Le réalisateur publicitaire Gilles Guerraz, dont la newsletter dédiée à la GenAI, Generative, compte 1 600 abonnés, a par exemple produit pour Decathlon une vidéo de communication interne avec l’IA. « On constate une progression très rapide de l’IA générative vidéo : en moins d’un an, on est passé de 8 à 24 images par seconde, ce qui correspond au même niveau de cadence qu’un tournage, même si le rendu est encore aléatoire », observe-t-il. Pour trois minutes de vidéo produite, « il a fallu 25 à 30 itérations pour en obtenir une acceptable ». Mais le gain de temps est indéniable : une semaine au total contre au moins trois semaines de tournage, selon lui.
Moins d'impact environnemental
« L’IA apporte de la productivité, une baisse des coûts de production, la possibilité d’avoir des choses qui ne seraient pas possibles en prise de vue réelle, mais aussi un gain en termes d’impact écologique », résume le réalisateur. « L’IA générative vidéo va être avant tout utilisée par les créatifs pour faire plus de volume, moins cher, dans un contexte où les marques ont besoin de toujours plus d’assets dans leurs campagnes. Pour le haut du funnel [des campagnes de branding], ce sera beaucoup plus lent ; les marques sont davantage frileuses que les créatifs dans leur travail quotidien pour des questions juridiques », renchérit Leïla Achour chez Artefact 3000.
Autre frein, la qualité du résultat. « C’est encore compliqué d’avoir un rendu très bon. Tant qu’on voit la différence avec une vidéo réellement tournée, on ne peut pas l’utiliser pour nos clients, mais ça avance très vite. Nous allons atteindre le même niveau de standard d’exigence que la production et la postproduction d’ici la fin de l’année », prédit David Raichman, chez Ogilvy.

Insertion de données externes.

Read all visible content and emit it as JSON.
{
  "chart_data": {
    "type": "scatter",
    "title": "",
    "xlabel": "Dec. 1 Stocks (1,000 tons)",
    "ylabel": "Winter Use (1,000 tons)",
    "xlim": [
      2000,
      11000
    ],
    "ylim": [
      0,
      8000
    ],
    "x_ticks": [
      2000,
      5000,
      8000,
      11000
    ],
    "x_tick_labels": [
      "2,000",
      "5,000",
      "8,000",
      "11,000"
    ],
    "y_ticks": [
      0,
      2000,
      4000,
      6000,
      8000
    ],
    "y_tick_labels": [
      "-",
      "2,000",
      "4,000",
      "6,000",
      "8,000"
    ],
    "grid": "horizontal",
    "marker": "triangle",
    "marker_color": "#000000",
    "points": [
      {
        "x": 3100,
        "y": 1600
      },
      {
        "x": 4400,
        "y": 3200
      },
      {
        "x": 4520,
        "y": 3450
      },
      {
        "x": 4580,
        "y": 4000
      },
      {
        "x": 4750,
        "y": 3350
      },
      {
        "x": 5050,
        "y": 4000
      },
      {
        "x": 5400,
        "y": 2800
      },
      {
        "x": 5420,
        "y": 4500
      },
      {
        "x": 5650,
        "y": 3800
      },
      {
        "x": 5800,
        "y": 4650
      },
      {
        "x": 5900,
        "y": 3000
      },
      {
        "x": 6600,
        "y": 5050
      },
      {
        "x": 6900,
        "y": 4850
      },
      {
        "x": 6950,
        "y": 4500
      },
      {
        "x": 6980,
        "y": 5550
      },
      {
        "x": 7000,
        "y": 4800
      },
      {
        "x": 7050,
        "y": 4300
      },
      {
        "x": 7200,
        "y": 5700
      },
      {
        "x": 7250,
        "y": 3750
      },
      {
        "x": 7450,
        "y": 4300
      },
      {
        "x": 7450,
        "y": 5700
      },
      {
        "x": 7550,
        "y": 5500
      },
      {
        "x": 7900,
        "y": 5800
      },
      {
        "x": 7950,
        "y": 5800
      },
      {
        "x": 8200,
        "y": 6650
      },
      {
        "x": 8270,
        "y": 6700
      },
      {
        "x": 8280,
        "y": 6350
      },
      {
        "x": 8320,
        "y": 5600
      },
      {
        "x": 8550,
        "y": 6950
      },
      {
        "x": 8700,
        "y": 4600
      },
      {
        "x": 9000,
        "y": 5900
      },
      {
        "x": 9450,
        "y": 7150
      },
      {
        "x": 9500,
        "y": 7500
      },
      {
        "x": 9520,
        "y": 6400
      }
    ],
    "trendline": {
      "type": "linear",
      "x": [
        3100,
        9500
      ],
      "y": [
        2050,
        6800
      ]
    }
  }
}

En attendant, les expérimentations se multiplient, comme pour la vidéo des vœux du groupe ADP. Pour la créer, Artefact a multiplié les outils : Midjourney pour recréer l’image de Pierre de Coubertin, ChatGPT pour imaginer son discours de vœux aux salariés d’ADP, VoiceMyAi pour recréer sa voix à partir d’un enregistrement audio vieux de plusieurs décennies, D-iD pour réunir son image et sa voix dans un avatar virtuel, RunwayML pour le faire bouger et enfin TensorPics pour améliorer le rendu et en faire une vidéo HD. « On est encore dans une création étape par étape, comme pour un deepfake », souligne Leïla Achour.
« La majorité des vidéos sont actuellement créées à partir de visuels générés dans Midjourney puis animés en vidéo. C’est comme ça qu’on a le rendu le plus qualitatif. Mais l’avenir est dans le prompt to vidéo », esquisse Gilles Guerraz. « En plus de la qualité, l’enjeu de 2024 sera de réussir à intégrer les différentes étapes par lesquelles on passe dans un outil unique au service du réalisme », renchérit la directrice new business d’Artefact 3000.
Au-delà du secteur de la publicité, l’arrivée d’outils grand public comme Sora d'OpenAI ou encore Google Lumière, dévoilé par les équipes de recherche du géant américain fin janvier, pourrait encore accélérer la génération de vidéos par IA, pour le meilleur et pour le pire. La campagne présidentielle américaine en novembre prochain pourrait servir de crash test grandeur nature. « C’est la première élection américaine à l’époque de la GenAI. On a un outil très puissant entre les mains de milliards de personnes, c’est là qu’est le plus grand danger », selon David Raichman.
L’entrepreneur Michel Lévy-Provençal ne minimise pas les risques, qu’ils soient sociaux ou politiques, mais il reste optimiste. « Nous sommes déjà dans un environnement de désinformation massive, assure le cofondateur de l’agence Brightness. Mais à force d’être exposés à toujours plus de faux contenus, notamment vidéo, je suis convaincu que nous allons construire un système immunitaire informationnel et développer notre discernement. » Pour que l’intelligence artificielle n’outrepasse jamais celle des citoyens.